Bruce Power’s announcement closely follows the Ontario government’s decision to suspend a 10-year multibillion-dollar nuclear upgrade project to replace two reactors at the Darlington site because of pricing and uncertainty regarding the future of Atomic Energy of Canada Ltd. (AECL). About 50% of the province’s electricity is produced by nuclear power, and the Ontario government has promoted its nuclear energy policy alongside its determination to close the province’s coal-fired power plants by 2014 to cut carbon emissions.
Last week, Bruce Power said it would refurbish its Bruce A and B units rather than build new reactors in Bruce Country to supply the region with 6,300 MW of electricity. At the same time, it said it has notified the Canadian Nuclear Safety Commission and the Canadian Assessment Agency that it will withdraw its site license applications and suspend environmental assessments in Bruce County and Nanticoke.
“Our focus has always been to find the best way to provide Ontario with a long-term supply of 6,300 megawatts,” said Bruce Power President and CEO Duncan Hawthorne in a statement last week. “For more than five years, we’ve examined our options and refurbishing our existing units has emerged as the most economical.” Hawthorne added that the Nanticoke plant withdrawal had been prompted by a consideration of “Ontario’s declining electricity demand.”
The decision has no bearing on the current process to introduce nuclear energy to Alberta or Saskatchewan, the company said.

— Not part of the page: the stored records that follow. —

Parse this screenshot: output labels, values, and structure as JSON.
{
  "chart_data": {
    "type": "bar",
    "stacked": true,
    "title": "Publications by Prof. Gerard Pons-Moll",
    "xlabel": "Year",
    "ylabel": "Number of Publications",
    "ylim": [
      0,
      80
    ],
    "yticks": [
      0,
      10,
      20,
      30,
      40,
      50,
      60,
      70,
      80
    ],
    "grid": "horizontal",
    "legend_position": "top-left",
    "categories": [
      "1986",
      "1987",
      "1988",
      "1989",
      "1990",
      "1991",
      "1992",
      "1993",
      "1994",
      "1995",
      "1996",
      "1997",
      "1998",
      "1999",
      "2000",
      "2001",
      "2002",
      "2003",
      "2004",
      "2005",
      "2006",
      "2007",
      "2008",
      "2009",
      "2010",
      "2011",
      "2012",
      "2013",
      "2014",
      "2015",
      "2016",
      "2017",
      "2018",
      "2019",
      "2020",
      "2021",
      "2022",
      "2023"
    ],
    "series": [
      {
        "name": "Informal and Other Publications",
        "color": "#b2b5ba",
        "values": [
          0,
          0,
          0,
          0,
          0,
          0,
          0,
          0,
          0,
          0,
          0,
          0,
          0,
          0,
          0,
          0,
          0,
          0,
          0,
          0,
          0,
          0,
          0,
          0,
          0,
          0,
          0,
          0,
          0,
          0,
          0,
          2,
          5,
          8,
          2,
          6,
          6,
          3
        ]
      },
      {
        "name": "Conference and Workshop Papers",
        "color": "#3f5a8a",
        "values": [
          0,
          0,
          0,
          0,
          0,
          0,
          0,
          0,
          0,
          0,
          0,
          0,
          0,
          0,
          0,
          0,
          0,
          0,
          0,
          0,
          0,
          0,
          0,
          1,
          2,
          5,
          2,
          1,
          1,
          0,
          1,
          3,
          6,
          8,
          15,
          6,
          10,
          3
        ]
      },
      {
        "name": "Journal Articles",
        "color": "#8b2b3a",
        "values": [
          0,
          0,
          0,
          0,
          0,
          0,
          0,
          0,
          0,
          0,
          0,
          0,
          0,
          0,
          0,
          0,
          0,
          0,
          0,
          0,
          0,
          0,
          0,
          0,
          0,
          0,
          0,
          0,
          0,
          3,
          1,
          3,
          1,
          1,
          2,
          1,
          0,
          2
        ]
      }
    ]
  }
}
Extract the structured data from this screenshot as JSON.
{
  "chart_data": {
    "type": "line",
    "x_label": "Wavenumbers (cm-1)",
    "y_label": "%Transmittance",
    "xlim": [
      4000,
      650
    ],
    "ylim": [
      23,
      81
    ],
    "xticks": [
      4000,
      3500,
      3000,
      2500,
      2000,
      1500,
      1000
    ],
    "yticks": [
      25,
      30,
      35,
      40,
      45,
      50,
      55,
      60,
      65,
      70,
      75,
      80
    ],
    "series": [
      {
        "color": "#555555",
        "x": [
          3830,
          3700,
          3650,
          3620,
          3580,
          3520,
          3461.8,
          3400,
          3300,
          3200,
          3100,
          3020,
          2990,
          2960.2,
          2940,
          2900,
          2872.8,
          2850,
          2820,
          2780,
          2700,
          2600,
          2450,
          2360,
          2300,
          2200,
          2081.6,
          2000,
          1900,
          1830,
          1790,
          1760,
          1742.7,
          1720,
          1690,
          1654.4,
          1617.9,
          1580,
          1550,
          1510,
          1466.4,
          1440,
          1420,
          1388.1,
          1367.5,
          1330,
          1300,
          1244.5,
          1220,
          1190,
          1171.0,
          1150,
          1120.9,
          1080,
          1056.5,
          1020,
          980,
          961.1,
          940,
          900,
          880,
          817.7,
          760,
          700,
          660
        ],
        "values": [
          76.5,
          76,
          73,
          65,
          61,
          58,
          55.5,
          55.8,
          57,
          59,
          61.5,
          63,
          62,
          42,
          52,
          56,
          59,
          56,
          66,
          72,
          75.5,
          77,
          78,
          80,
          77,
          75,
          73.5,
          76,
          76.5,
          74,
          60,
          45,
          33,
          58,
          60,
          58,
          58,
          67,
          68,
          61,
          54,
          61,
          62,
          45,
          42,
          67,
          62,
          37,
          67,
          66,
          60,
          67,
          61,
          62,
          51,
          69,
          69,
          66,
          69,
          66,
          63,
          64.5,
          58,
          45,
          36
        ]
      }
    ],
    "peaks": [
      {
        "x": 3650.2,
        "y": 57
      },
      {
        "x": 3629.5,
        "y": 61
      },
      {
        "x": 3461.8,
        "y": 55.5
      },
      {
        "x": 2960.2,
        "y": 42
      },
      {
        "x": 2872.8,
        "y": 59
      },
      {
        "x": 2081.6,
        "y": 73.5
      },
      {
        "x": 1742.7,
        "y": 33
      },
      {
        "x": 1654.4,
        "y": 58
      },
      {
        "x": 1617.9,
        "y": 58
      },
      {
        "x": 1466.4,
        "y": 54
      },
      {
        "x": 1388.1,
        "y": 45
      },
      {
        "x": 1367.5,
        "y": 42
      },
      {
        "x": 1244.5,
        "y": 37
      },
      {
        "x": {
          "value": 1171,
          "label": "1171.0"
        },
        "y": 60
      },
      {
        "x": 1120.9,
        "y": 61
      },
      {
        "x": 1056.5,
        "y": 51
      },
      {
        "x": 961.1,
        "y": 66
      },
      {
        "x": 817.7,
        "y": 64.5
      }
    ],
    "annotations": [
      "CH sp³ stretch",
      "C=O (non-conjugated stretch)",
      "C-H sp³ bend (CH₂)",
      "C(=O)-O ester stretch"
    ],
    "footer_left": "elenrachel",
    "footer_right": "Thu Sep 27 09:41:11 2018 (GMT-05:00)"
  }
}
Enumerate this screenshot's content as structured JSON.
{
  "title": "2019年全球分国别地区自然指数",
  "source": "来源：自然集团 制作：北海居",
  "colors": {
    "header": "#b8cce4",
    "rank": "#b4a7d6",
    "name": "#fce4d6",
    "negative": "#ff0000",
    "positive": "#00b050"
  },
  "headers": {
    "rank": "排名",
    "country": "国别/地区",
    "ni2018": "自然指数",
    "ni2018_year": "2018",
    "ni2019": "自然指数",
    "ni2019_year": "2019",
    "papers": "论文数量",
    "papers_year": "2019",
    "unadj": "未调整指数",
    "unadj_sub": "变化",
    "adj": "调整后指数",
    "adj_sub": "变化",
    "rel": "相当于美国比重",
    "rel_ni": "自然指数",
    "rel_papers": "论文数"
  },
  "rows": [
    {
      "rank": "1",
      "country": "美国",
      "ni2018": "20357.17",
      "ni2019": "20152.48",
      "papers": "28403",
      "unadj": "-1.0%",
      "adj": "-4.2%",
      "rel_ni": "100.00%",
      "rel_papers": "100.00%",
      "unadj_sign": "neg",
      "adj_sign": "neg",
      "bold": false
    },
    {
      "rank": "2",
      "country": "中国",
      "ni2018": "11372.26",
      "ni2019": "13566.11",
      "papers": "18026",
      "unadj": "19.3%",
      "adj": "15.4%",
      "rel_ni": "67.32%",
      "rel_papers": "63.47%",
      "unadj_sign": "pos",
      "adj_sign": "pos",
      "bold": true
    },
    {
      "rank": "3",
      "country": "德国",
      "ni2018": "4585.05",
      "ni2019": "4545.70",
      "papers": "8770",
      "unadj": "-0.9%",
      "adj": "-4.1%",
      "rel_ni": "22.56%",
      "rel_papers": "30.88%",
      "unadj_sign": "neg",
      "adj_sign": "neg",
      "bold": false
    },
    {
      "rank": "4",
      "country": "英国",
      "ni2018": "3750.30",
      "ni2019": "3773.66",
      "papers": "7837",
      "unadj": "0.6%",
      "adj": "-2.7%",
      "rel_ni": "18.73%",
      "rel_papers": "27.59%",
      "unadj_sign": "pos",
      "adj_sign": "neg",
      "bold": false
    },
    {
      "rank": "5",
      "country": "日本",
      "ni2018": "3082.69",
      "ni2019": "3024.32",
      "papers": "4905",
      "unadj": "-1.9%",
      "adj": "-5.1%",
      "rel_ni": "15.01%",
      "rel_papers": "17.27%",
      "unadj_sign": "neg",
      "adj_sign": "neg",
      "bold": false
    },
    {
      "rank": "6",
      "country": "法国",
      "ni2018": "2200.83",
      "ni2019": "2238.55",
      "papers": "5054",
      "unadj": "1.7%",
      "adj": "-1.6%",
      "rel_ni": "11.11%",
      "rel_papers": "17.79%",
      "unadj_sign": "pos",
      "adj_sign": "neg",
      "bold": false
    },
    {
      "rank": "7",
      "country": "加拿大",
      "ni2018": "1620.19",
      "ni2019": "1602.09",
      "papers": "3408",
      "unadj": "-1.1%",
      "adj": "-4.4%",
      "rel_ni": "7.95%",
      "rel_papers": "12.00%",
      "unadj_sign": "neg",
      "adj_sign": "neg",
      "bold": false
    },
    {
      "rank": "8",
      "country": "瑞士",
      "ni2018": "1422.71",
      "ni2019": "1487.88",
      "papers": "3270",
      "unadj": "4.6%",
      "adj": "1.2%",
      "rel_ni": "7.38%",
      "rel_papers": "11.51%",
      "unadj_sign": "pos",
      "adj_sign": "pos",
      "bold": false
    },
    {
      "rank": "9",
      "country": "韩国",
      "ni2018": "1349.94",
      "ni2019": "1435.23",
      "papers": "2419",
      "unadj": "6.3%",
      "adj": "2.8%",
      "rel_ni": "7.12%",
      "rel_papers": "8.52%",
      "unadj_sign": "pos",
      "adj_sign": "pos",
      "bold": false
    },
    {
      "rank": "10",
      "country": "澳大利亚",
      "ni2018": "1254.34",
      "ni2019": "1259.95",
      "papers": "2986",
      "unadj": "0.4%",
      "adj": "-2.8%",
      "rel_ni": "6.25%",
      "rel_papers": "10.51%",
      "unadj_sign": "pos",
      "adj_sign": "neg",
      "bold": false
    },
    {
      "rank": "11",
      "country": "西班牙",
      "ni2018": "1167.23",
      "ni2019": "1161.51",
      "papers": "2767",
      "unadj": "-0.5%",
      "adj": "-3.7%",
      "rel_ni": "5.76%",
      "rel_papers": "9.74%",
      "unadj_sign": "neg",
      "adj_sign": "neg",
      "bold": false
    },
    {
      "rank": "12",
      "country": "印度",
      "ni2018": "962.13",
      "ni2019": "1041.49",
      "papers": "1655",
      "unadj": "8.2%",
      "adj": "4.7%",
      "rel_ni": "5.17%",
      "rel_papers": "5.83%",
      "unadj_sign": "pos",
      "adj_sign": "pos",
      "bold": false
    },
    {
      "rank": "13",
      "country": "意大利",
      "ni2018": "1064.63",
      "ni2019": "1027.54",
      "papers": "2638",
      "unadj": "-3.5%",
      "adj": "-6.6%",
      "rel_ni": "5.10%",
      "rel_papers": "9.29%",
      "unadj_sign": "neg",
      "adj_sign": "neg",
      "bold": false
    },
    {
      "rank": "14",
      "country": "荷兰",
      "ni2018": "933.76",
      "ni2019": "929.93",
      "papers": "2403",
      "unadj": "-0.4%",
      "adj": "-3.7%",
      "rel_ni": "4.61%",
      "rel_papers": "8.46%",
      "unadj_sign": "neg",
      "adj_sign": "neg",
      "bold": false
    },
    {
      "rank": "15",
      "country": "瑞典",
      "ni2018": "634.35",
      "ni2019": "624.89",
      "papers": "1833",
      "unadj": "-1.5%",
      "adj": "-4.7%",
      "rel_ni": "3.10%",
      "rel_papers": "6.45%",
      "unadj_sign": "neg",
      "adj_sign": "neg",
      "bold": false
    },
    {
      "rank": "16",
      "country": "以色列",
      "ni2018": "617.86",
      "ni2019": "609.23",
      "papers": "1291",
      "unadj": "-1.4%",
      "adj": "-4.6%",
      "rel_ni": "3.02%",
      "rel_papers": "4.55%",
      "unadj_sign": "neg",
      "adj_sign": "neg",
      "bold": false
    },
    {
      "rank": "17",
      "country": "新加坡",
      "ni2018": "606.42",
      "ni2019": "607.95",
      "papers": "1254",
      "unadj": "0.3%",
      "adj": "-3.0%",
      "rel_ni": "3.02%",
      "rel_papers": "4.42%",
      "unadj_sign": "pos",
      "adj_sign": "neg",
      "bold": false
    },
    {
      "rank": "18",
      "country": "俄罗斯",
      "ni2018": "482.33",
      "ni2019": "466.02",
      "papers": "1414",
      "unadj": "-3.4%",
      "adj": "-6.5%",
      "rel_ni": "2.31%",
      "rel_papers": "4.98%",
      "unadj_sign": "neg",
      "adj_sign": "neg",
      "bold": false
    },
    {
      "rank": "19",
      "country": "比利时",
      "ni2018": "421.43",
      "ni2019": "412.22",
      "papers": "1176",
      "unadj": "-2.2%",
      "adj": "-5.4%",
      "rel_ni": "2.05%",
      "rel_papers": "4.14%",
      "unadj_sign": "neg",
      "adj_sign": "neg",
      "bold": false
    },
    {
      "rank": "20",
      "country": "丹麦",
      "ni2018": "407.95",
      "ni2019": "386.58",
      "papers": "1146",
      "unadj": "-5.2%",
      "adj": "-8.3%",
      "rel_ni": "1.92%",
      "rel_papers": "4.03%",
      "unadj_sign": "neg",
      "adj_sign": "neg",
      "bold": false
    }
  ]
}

Both provincial governments are expected to release policy statements regarding nuclear energy’s role later this year.
Bruce Power will now work with investors and the Ontario Power Authority to investigate the feasibility of refurbishing Units 3 though 8 following the successful restart of Units 1 and 2, which will inject another 1,500 MW of baseload generation into the Ontario market.
“While we have chosen to pursue the refurbishment option, I want to thank everyone in Bruce, Haldimand and Norfolk counties who supported us,” Hawthorne said. “The work we have done confirmed both sites held great promise for new build if the market conditions were more favourable. However, the time has come to narrow our focus and follow the route that’s best for us, for Ontario and its ratepayers.”